2014 IEEE 40th Photovoltaic Specialist Conference, PVSC 2014

Armijo, Kenneth M.; Johnson, Jay; Hibbs, Michael; Fresquez, Armando J.

While arc-faults are rare in photovoltaic installations, more than a dozen documented arc-faults have led to fires and resulted in significant damage to the PV system and surrounding structures. In the United States, National Electrical Code® (NEC) 690.11 requires a listed arc fault protection device on new PV systems.

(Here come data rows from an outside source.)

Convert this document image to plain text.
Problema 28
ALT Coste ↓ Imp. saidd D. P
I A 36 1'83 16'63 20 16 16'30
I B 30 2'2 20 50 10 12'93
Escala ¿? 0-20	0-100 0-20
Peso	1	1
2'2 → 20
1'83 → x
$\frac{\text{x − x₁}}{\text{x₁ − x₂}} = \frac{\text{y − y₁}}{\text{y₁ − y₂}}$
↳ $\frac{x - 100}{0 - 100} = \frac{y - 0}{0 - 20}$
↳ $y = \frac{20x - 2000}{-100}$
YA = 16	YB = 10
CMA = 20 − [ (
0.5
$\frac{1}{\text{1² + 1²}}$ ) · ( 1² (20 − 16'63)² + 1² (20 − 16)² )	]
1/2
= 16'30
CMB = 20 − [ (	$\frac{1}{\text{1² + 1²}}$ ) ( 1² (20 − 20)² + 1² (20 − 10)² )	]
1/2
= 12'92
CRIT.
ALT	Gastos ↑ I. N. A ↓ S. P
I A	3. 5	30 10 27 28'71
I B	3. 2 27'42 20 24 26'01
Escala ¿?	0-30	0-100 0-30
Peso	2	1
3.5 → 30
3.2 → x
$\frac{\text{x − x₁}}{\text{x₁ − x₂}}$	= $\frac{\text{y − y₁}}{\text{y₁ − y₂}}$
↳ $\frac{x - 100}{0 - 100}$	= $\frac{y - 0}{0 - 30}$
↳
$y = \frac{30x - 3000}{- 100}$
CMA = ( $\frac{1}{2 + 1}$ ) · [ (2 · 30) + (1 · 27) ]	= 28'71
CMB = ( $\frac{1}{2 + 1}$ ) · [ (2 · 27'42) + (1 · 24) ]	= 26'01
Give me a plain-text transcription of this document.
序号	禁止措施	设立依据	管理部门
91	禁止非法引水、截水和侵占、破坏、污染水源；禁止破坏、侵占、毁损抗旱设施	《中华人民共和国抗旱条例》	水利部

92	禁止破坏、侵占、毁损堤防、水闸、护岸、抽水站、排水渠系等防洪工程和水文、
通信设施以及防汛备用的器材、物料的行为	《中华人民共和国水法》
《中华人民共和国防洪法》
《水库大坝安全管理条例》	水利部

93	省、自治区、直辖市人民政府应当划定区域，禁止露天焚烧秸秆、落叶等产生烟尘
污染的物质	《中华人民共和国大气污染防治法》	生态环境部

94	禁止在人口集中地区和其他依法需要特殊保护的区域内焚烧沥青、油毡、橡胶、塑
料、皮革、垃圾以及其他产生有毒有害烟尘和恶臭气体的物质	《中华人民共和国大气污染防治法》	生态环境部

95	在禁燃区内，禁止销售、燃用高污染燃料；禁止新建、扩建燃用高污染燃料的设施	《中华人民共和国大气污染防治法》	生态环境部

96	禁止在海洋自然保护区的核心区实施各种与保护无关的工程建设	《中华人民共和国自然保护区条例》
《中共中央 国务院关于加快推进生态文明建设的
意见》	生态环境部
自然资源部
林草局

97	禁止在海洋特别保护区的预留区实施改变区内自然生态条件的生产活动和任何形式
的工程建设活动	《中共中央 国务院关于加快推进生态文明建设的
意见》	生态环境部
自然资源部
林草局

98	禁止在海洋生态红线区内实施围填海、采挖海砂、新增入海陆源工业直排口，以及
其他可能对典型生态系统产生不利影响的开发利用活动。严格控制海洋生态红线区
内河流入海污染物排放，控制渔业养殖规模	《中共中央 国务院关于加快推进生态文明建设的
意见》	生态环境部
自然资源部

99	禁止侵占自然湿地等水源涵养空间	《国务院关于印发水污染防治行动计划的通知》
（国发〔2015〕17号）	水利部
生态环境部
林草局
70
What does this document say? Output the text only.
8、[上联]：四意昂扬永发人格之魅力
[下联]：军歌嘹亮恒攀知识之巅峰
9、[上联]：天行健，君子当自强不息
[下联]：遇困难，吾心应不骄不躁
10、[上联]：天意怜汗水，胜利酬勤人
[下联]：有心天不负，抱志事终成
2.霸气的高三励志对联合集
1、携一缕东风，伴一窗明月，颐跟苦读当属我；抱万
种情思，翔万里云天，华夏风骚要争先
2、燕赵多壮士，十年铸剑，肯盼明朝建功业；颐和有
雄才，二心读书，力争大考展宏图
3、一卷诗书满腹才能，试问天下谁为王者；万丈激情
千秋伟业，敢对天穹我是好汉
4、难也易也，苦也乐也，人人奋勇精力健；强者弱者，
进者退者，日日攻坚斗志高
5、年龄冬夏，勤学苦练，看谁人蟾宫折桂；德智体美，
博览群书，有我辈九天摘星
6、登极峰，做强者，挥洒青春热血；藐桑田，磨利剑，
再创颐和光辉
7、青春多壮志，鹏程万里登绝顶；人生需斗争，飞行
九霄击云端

In order to list new arc-fault circuit interrupters (AFCIs), Underwriters Laboratories created the certification outline of investigation UL 1699B. The outline only requires AFCI devices to be tested at arc powers between 300-900 W; however, arcs of much less power are capable of creating fires in PV systems. In this work we investigate the characteristics of low power (100-300 W) arc-faults to determine the potential for fires, appropriate AFCI trip times, and the characteristics of the pyrolyzation process. This analysis was performed with experimental tests of arc-faults in close proximity to three polymer materials common in PV systems, e.g., polycarbonate, PET, and nylon 6,6. Two polymer geometries were tested to vary the presence of oxygen in the DC arc plasma. The samples were also exposed to arcs generated with different material geometries, arc power levels, and discharge times to identify ignition times. To better understand the burn characteristics of different polymers in PV systems, thermal decomposition of the sheath materials was performed using infrared spectra analysis. Overall a trip time of less than 2 seconds is recommended for the suppression of fire ignition during arc-fault events.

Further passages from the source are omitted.